Deductibles are provisions that require the insured person to pay a specified amount before insurance benefits are provided. For example, if your policy has a $500 deductible, you must accumulate and pay $500 out-of-pocket before your insurance will begin paying a percentage of service charges. Once you have accumulated and paid your deductible to your medical providers, your insurance plan will start paying a percentage of future medical bills. You are thereafter responsible for your coinsurance. Deductibles typically re-set annually.

 

What is “co-insurance”?

Co-insurance is a form of cost sharing. After your deductible has been met, your insurance plan will begin paying a percentage of your bill. After your insurance has processed the claim and paid the percentage determined by your plan benefits, you will owe the remaining percentage, or “co-insurance.”

 

What do the terms “in-network” and “out-of-network” mean?
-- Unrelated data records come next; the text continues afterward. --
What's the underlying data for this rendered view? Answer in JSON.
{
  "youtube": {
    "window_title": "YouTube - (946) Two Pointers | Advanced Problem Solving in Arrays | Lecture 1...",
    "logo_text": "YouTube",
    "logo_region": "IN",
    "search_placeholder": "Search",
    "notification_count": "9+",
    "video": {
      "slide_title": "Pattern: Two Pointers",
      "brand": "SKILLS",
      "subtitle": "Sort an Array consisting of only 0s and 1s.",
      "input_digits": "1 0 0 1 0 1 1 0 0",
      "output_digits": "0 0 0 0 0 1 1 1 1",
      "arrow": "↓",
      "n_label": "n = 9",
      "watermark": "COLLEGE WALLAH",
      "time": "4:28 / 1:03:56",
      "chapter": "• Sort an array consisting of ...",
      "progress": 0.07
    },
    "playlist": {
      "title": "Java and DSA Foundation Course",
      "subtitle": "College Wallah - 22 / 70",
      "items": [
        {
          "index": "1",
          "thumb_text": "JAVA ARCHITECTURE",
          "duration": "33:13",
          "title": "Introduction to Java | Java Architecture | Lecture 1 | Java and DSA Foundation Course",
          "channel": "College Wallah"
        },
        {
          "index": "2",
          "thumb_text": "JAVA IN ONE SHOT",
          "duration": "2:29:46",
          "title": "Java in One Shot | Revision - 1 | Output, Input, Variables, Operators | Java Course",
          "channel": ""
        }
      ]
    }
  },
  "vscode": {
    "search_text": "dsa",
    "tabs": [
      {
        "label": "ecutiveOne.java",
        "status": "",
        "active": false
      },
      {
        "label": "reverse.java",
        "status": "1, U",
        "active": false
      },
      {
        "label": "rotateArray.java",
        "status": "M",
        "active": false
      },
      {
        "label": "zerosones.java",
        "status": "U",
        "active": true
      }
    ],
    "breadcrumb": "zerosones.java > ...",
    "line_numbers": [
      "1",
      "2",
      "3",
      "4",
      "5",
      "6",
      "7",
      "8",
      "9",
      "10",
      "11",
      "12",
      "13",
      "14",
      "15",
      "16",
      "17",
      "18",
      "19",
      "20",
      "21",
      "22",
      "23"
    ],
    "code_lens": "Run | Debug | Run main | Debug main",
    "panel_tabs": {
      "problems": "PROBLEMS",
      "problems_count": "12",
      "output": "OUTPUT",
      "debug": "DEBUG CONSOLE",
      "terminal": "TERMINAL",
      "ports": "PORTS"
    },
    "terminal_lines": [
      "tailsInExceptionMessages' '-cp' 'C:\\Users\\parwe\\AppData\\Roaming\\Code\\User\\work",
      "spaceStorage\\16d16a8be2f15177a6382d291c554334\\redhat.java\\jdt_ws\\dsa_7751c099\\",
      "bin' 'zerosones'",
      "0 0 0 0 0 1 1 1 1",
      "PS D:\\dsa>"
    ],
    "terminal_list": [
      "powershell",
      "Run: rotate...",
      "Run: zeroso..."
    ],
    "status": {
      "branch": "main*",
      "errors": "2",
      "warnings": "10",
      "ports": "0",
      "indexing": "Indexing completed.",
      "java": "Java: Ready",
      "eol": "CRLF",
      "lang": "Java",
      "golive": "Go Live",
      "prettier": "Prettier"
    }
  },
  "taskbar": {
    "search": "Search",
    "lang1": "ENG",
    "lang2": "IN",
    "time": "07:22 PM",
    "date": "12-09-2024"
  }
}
If you have selected a PPO plan, you will have both in and out of network coverage. Healthcare providers that participate in your health plan are often referred to as “in-network,” and providers that do NOT participate in your health plan may be referred to as “out-of-network.” If East Valley Outpatient Surgery is out-of-network, we will check both your in- and out-of-network benefits and do our best to offer a facility fee that is comparable to an in-network provider.

 

Will East Valley Outpatient Surgery submit claims to my primary and secondary insurance?

As a courtesy to our patients, we submit claims to your primary and secondary insurance companies. We will do everything we can to advance your claim, and will contact you if we need your involvement in the process.

 

What is an “Explanation of Benefits” (EOB)?

An EOB, or Explanation of Benefits, is a letter from your insurance company that provides information about how insurance processed your claim. If you have any questions about your EOB, please call us.

 

What should I do if the insurance company sends payment directly to me?

If you receive a check from your insurance company, please immediately call us at 480-739-1658. We will ask you to endorse the check to East Valley Outpatient Surgery and send it directly to our office. It is very important that you endorse this check immediately to East Valley Outpatient Surgery: it is money due to the facility and is not to be used for any other purpose.

 

Do you balance bill?

No. Our practice does not balance bill. If insurance does not pay the full-billed amount, we will not bill you for what insurance did not pay. You will owe the amount that is discussed with you prior to surgery.

Disclaimer: East Valley Outpatient Surgery strives to provide current account information. However, information can change. Please contact your insurance provider if you have any questions regarding their payment of your accounts.